Sosyal karakteri, aynı kültüre mensup bireylerinin çoğunluğu tarafından paylaşanlan kişilik yapılanmasının çekirdeği olarak tanımlıyorum. Sosyal karakterin işlevi, belirli bir toplumdaki insan enerjisini o toplumun yaşayakalması amacıyla şekillendirmek ve kanalize etmektir. Bu psikoloji biliminin ya da psikologların tek başlarına yapabilecekleri bir iş değildir. Ve meğer ki, az önce saydığım ve saymadığım disiplinlerle ortak hareket edilsin, psikoloji bilimi, ne kendi sosyal karakter modelini yaratabilecek, ne de toplumun bireyi az önce tanımladığım şekilde geliştirecek toplumun yaratılmasını
sağlayabilecektir.
Ekonomi, politika, din, dil… tümünün anlaşılırlıklarını kaybettikleri bir dönemi yaşıyoruz. Fiilen ve ahlâki olarak, herşeyin mümkün ve var olduğu bir dönemi yaşıyoruz. İnsanımız toplum şöyle dursun, ne kendi yaşamına sahip çıkmaktan aciz olduğu bu dönemde, hızlayabancılaşmaktadır. Yabancılaşmayı, Karl Marx’ın tarif ettiği anlamda kullanıyorum: “Kişinin kendi davranışının kendisinin ihtiyarında olmaktan çıkıp, kendisinin üstünde ve kendisine hasım olan yabancı bir güç haline geldiği durum.” Bundan dokuz-on sene önce, kitaplarımdan birinde, “Türkiye’de toptan yabancılaşmaya çeyrek kaldı” mealinde bir öngörüde bulunmuştum, bugün hâlâ aynı düşünceyim.
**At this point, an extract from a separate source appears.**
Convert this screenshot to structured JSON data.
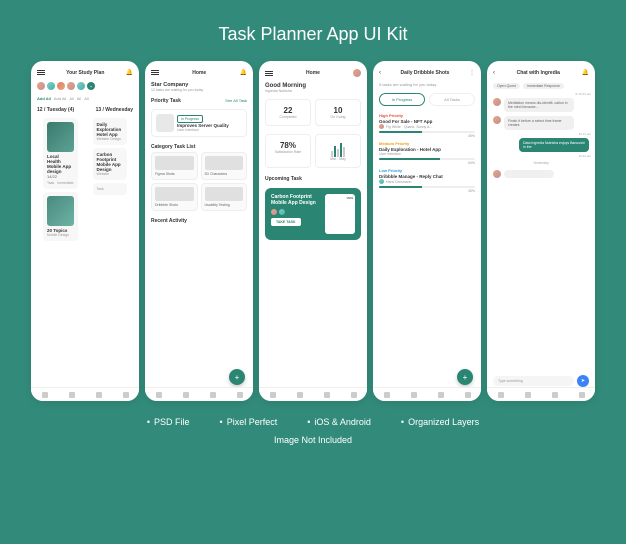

Türkiye insanı, kendisini kendi gücüyle, kendi yetişmişliği ile ayakta duran bir varlık olarak hissetmemekte, aksine, varlığını projekte ettiği kendisinin dışındaki güçlere bağımlı, her bakımdan zayıf düşürülmüş bir “nesne” olarak görmektedir. Herşeyi devletten beklemek, siyasi partilerdeki lider sultası, işte, sanatta, edebiyatta yaratıcılık noksanı, demokratik edilgenlik vb. vb. Gözlemlerimizin nedeni bu ruh halinde yatmaktadır. Üretime olduğu kadar tüketime de yabancılaşılmıştır. Tüketime yabancılaşmak, satın alınanın karşılığının kişinin emeği ve üretimi olarak düşünülmemesi olarak tarif edilir. Türkiye insanı doğası ve menşei hakkında hiçbir şey bilmediği tüketim malları ile
sarılmıştır. Cep telefonu, DVD, vb., bize neredeyse ilkel Afrika kabilelerinin insanlarına olduğu kadar yabancıdır. Çalıştırmak için hangi düğmeye basacağımızı biliriz ama hangi fizik, elektronik ilkelerine göre çalışırlar, nasıl üretilirler, neyin pahasına üretilirler hiçbir fikrimiz yoktur. Tüketiriz ama tükettiğimiz nesne ile hiçbir ilişki geliştirmeden.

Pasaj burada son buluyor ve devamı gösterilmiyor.